CD33 drives cutaneous melanoma: mendelian randomization confirms causality, multi-omics and in vitro experiments reveal M2 macrophage polarization-mediated progression

Background Cutaneous melanoma (CM), one of the most prevalent types of melanomas globally, continues to increase in incidence and mortality. Despite significant advances in targeted and immune therapies, most patients fail to achieve durable response; high rates of immune resistant and recurrence underscore the urgent need for novel therapeutic targets to improve prognosis and treatment outcomes. Materials and Methods Mendelian randomization (MR), summary-data-based MR (SMR) and colocalization analyses were employed to explore potential drug targets of CM via summary data from FinnGen cohorts (melanoma of skin: nCase = 3194, nControl = 314 193; melanoma in situ: nCase = 980, nControl = 313 899; melanoma of uvea: nCase = 293, nControl = 345 118), 731 immune cell traits (N = 3757) from the GWAS Catalog and protein quantitative trait loci (pQTL) in plasma from the deCODE genetics database.

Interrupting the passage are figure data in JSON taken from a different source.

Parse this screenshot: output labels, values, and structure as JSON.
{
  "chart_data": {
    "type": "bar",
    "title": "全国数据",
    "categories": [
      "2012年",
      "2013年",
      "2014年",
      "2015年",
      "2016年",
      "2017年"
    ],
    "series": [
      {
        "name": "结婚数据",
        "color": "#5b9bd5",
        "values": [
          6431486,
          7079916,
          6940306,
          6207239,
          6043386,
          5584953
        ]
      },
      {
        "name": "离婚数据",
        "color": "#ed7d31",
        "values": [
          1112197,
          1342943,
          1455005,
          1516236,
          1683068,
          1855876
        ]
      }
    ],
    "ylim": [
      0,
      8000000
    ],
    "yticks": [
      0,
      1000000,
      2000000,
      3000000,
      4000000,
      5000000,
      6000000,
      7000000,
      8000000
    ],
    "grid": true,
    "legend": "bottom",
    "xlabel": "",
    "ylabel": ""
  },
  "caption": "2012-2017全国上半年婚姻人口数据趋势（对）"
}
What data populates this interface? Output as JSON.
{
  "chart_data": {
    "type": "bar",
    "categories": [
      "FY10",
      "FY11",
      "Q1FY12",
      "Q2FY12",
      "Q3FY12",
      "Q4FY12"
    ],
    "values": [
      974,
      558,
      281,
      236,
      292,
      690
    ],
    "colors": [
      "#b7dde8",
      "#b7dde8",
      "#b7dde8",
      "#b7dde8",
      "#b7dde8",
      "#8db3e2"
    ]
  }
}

Bulk transcriptomes from the TCGA, GTEx and GENT2 databases, as well as single-cell transcriptomes from the GEO DataSets and published datasets, were analyzed to uncover potential mechanisms of CM development, which were then validated by in vitro experiments. Results Eight immune cell traits were positively related with both melanoma of skin and melanoma in situ, among these, six traits were CD33 mean fluorescence intensity (MFI) on immune cells. MR analysis of CD33 cis-pQTL also showed positive correlation and cis-pQTL data of CD33 pass SMR and HEIDI test both in melanoma of skin and melanoma in situ. The causal relationship between CD33, immune cell traits and cutaneous melanoma was further verified by colocalization analysis with a medium degree of confidence. Analysis of bulk transcriptome and single-cell transcriptome data revealed that CD33, which is mainly expresses on Macrophage/Dendritic cells in the tumor microenvironment (TME) of cutaneous melanoma, related with M2 macrophages differentiation. The results of in vitro experiments demonstrated that CD33 downregulation could inhibit M2 macrophages polarization, and decreased CD33 expression on M2 macrophages could inhibit proliferation and migration of melanoma cells. Conclusion By integrating MR, multi-omics transcriptome analysis and in vitro experiments validation, the present study revealed that CD33 could facilitate CM development by promoting M2 macrophages polarization.